While Reinforcement Learning (RL) has been proven essential for tuning large language models (LLMs), it can lead to reward over-optimization (ROO). Existing approaches address ROO by adding KL regularization, requiring computationally expensive hyperparameter tuning. Additionally, KL regularization focuses solely on regularizing the language policy, neglecting a potential source of regularization: the reward function itself. Inspired by demonstration-guided RL, we here introduce the Reward Calibration from Demonstration (RCfD), which leverages human demonstrations and a reward model to recalibrate the reward objective. Formally, given a prompt, the RCfD objective minimizes the distance between the demonstrations' and LLM's rewards rather than directly maximizing the reward function. This objective shift avoids incentivizing the LLM to exploit the reward model and promotes more natural and diverse language generation. We show the effectiveness of RCfD on three language tasks, which achieves comparable performance to carefully tuned baselines while mitigating ROO.
Paper Structure (30 sections, 3 equations, 5 figures, 6 tables)

This paper contains 30 sections, 3 equations, 5 figures, 6 tables.

Figures (5)

  • Figure 1: The RCfD objective is the L2-distance between the reward from the LM and the reward from the demonstration. Given a prompt $x$, a demonstration $y_{d}$, and the LLM continuation $y$, the RM computes the demonstration reward $R_{RM}(x,y_{d})$, and the LM reward $R_{RM}(x,y)$. Instead of maximizing $R(x,y)$ as in standard RL, we here aim at maximizing the RCfD objective defined as $R_{RCfD\xspace}(x,y) = -||R_{RM}(x,y) - R_{RM}(x,y_{d})||^2_2$.
  • Figure 2: Average log-likelihood as a function of the generation length. Optimizing $R_{\beta=0}$ finds LLM exploits to minimize the likelihood, while imitation-based models suffer from exposure bias. Only $R_{CfD\xspace}$ has an average log-likelihood that matches human behavior.
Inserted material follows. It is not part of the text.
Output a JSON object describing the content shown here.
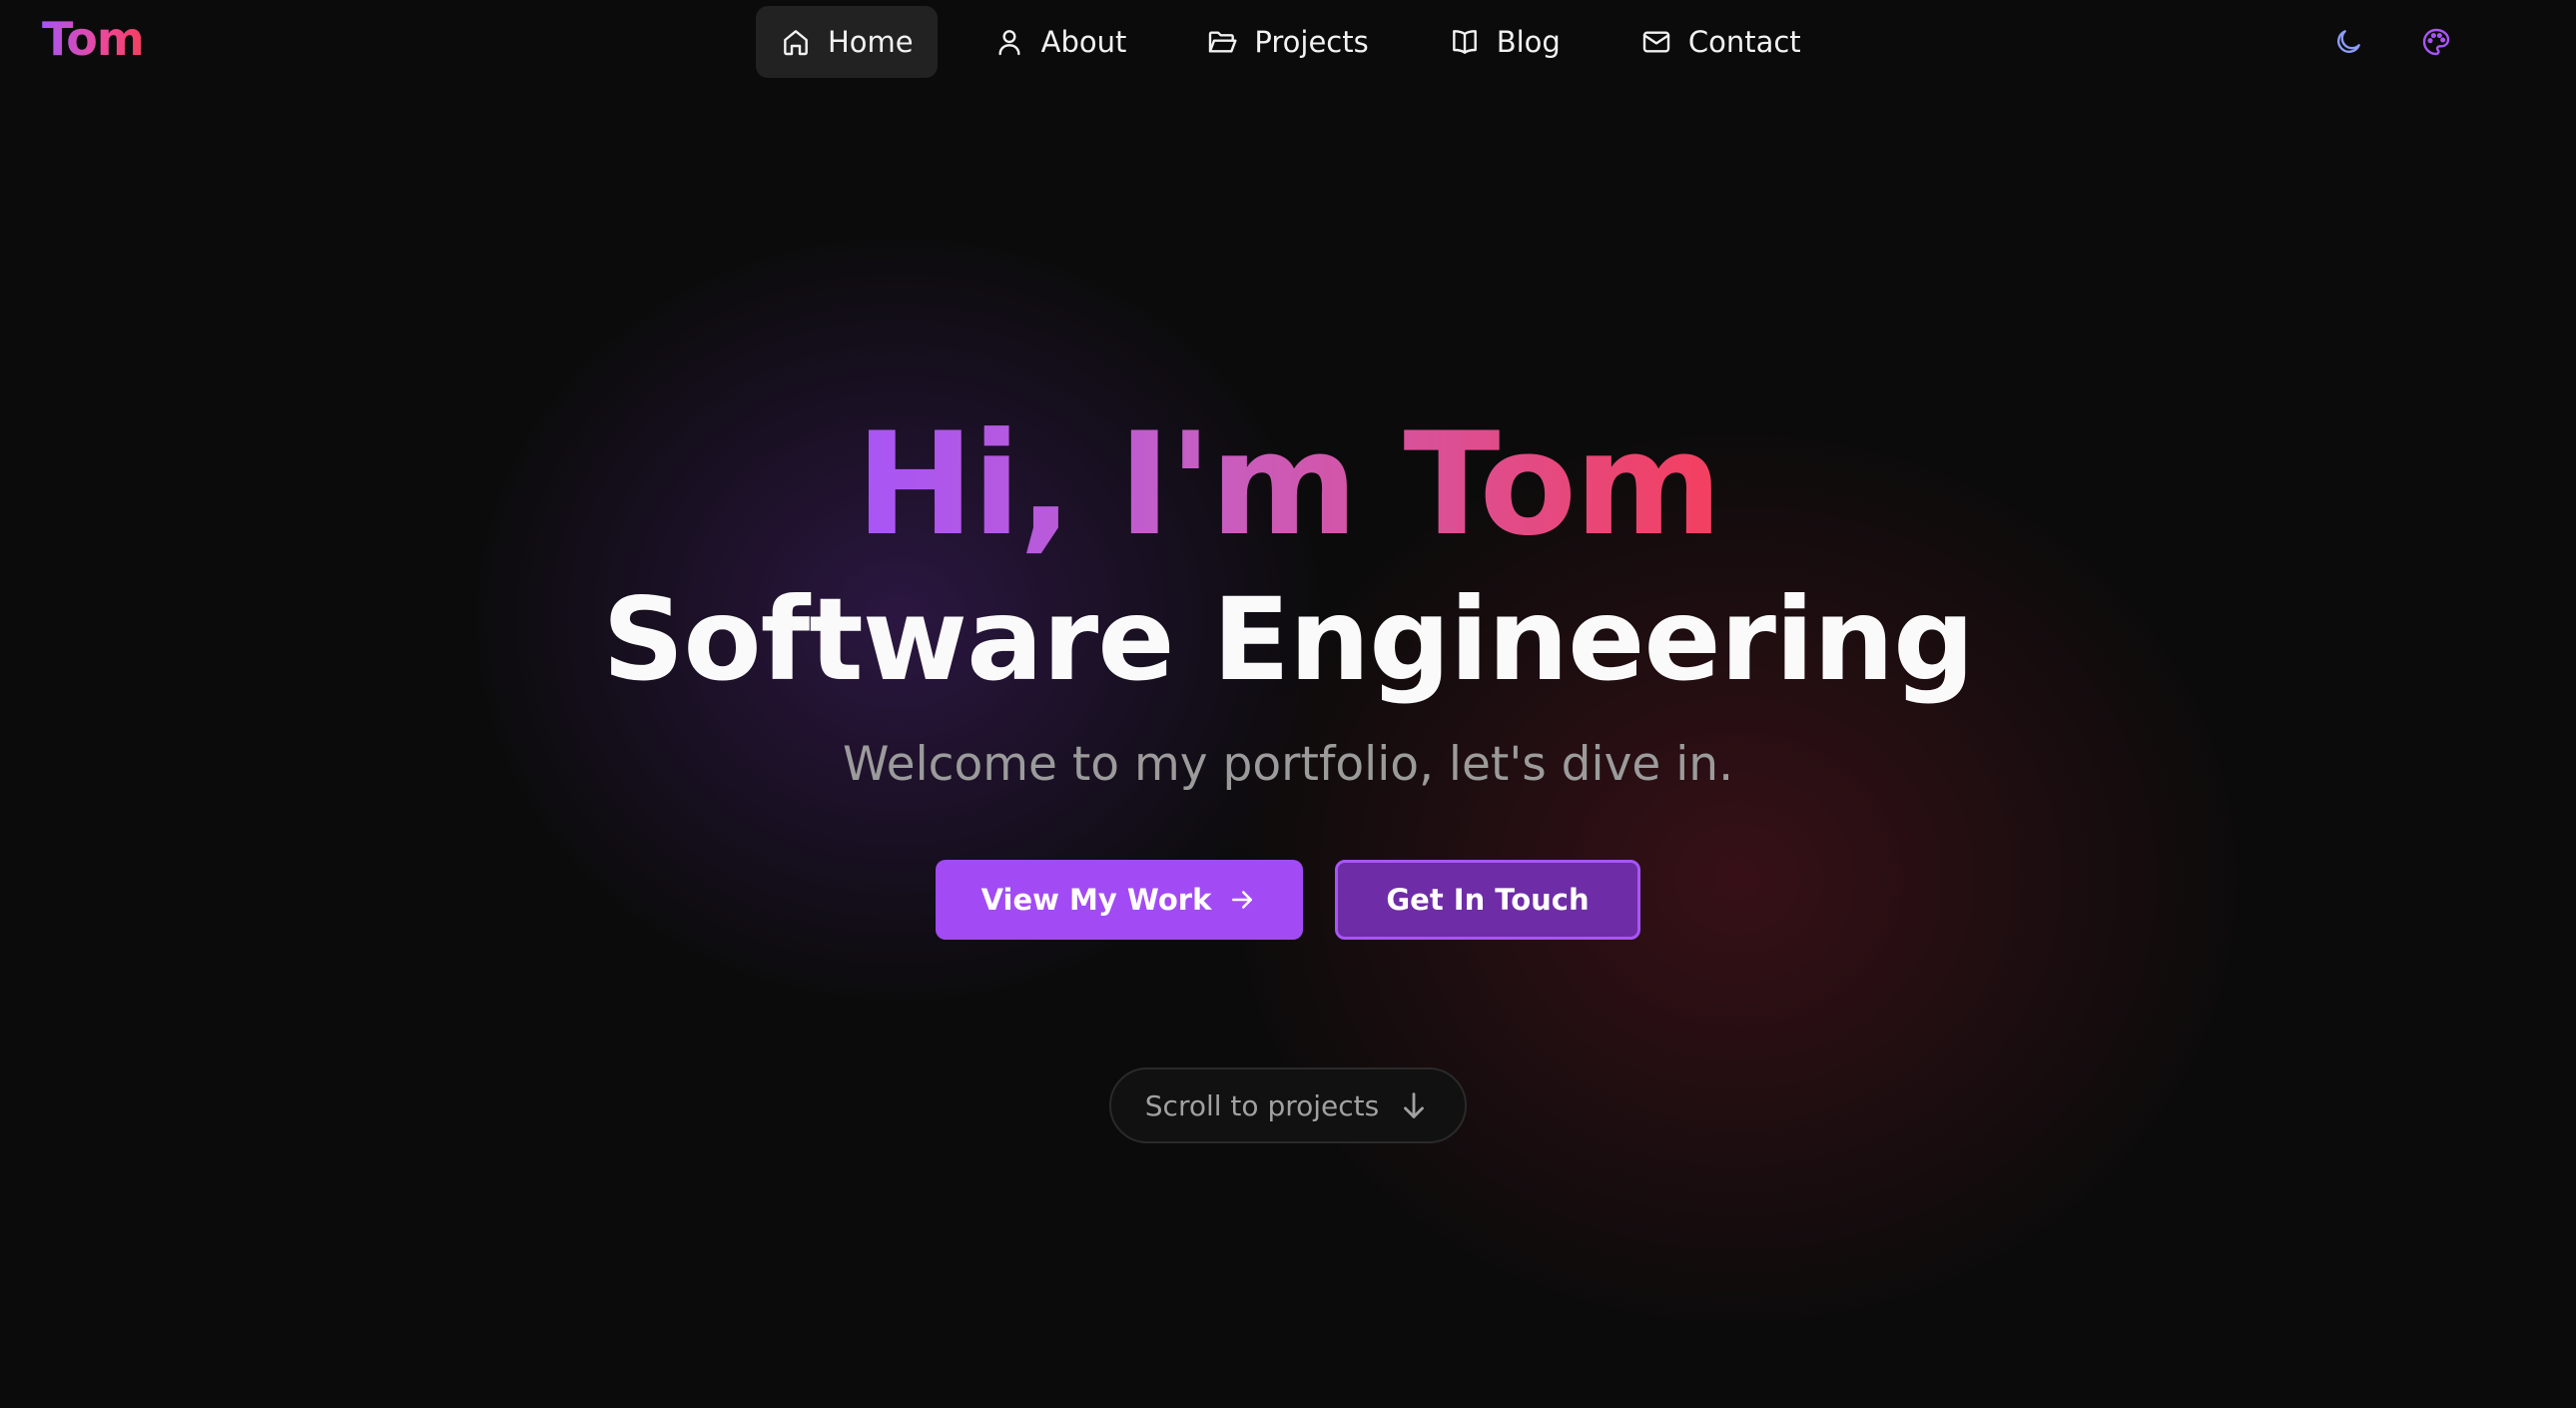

  • Figure 3: Results of the Movie review task (left) Comparison between the reward distribution of human demonstrations and LLM generations for the different methods. Vertical lines mark the mean of the distribution. (right) Normalized evaluation score of each LLM. RCfD outperforms the base model and SFT by matching the reward demonstration distribution. Absolute scores are provided in Appendix \ref{['app:movie_review']}. If carefully tuned, optimizing $R_{\beta}$ can match the reward distribution, but subtle changes in $\beta$ also induce drastic behavior changes. When $\beta=0$, the LM achieves near-optimal rewards, yet the policy is degraded (naturalness close to 0), illustrating an instance of ROO.
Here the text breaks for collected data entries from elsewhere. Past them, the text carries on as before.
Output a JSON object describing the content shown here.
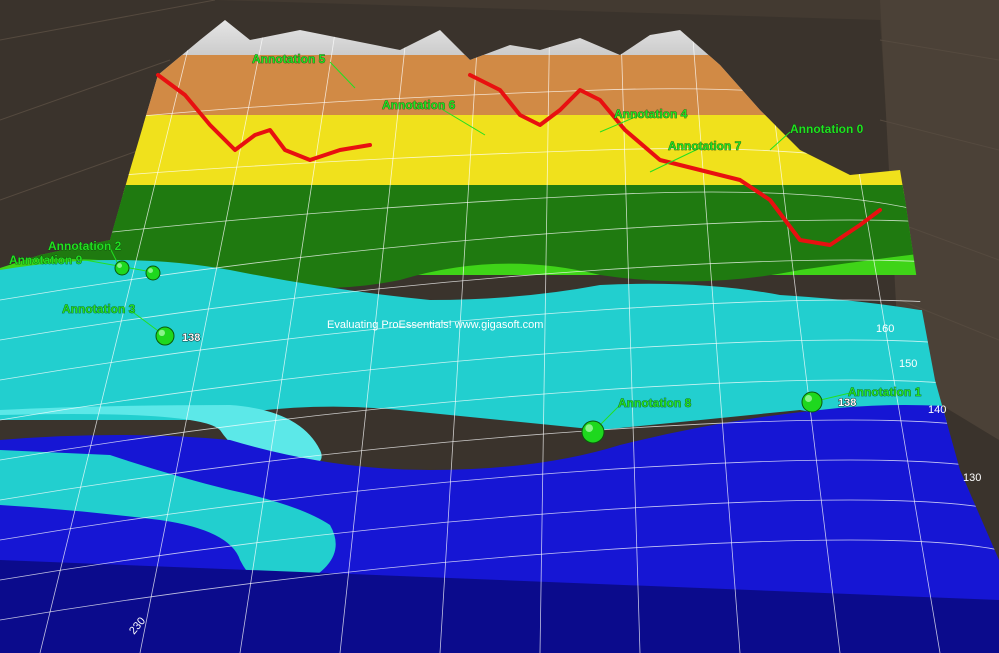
{
  "watermark": "Evaluating ProEssentials! www.gigasoft.com",
  "chart_data": {
    "type": "surface3d",
    "title": "",
    "contour_colors": [
      "#0b0b8c",
      "#1616d4",
      "#22cfcf",
      "#b5f02a",
      "#1f7a10",
      "#3fd418",
      "#f0e11c",
      "#d18a45",
      "#c8c8c8"
    ],
    "colors": {
      "grid": "#ffffff",
      "line": "#e81010",
      "annotation": "#22e022",
      "marker": "#1ed81e"
    },
    "y_ticks": [
      "160",
      "150",
      "140",
      "130"
    ],
    "x_ticks": [
      "230"
    ],
    "annotations": [
      {
        "label": "Annotation 0"
      },
      {
        "label": "Annotation 1",
        "value": "138"
      },
      {
        "label": "Annotation 2"
      },
      {
        "label": "Annotation 3",
        "value": "138"
      },
      {
        "label": "Annotation 4"
      },
      {
        "label": "Annotation 5"
      },
      {
        "label": "Annotation 6"
      },
      {
        "label": "Annotation 7"
      },
      {
        "label": "Annotation 8"
      },
      {
        "label": "Annotation 9"
      }
    ]
  }
}
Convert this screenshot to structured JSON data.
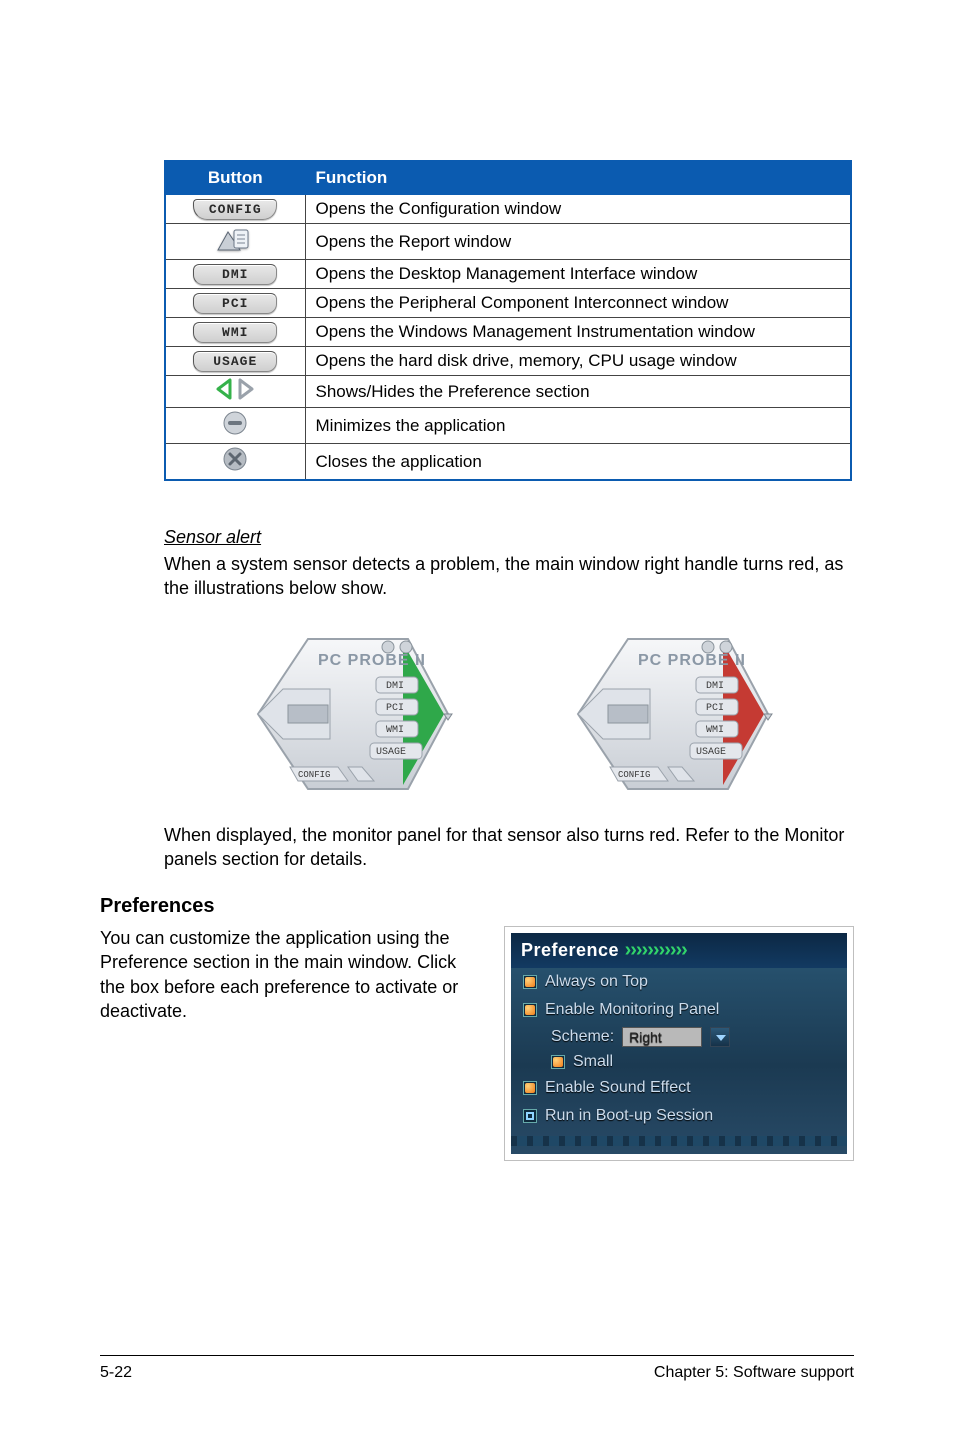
{
  "table": {
    "headers": {
      "button": "Button",
      "function": "Function"
    },
    "rows": [
      {
        "icon": "config-chip",
        "label": "CONFIG",
        "fn": "Opens the Configuration window"
      },
      {
        "icon": "report-icon",
        "label": "",
        "fn": "Opens the Report window"
      },
      {
        "icon": "dmi-chip",
        "label": "DMI",
        "fn": "Opens the Desktop Management Interface window"
      },
      {
        "icon": "pci-chip",
        "label": "PCI",
        "fn": "Opens the Peripheral Component Interconnect window"
      },
      {
        "icon": "wmi-chip",
        "label": "WMI",
        "fn": "Opens the Windows Management Instrumentation window"
      },
      {
        "icon": "usage-chip",
        "label": "USAGE",
        "fn": "Opens the hard disk drive, memory, CPU usage window"
      },
      {
        "icon": "pref-arrows-icon",
        "label": "",
        "fn": "Shows/Hides the Preference section"
      },
      {
        "icon": "minimize-icon",
        "label": "",
        "fn": "Minimizes the application"
      },
      {
        "icon": "close-icon",
        "label": "",
        "fn": "Closes the application"
      }
    ]
  },
  "sensor": {
    "heading": "Sensor alert",
    "para": "When a system sensor detects a problem, the main window right handle turns red, as the illustrations below show.",
    "after": "When displayed, the monitor panel for that sensor also turns red. Refer to the Monitor panels section for details.",
    "widget": {
      "title": "PC PROBE II",
      "labels": {
        "dmi": "DMI",
        "pci": "PCI",
        "wmi": "WMI",
        "usage": "USAGE",
        "config": "CONFIG"
      }
    }
  },
  "preferences": {
    "heading": "Preferences",
    "para": "You can customize the application using the Preference section in the main window. Click the box before each preference to activate or deactivate.",
    "panel": {
      "title": "Preference",
      "items": {
        "always_on_top": "Always on Top",
        "enable_monitoring": "Enable Monitoring Panel",
        "scheme_label": "Scheme:",
        "scheme_value": "Right",
        "small": "Small",
        "enable_sound": "Enable Sound Effect",
        "run_boot": "Run in Boot-up Session"
      }
    }
  },
  "footer": {
    "left": "5-22",
    "right": "Chapter 5: Software support"
  }
}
  • Figure 4: The Pareto front emerges when optimizing $R_{RM}$ and -$R_{length}$ for the summarization task. This front is delineated by varying the balancing weight $\alpha$ in $R_{\alpha}$ and using PPO. Notably, the average coordinate of the demonstration rewards is located on this front. RCfD facilitates the direct targeting of this coordinate.
  • Figure 5: (a) Average log-likelihood as a function of the generation length (b)Distribution of the average log-likelihood of human sentences over the different baselines (generations of $700$ tokens).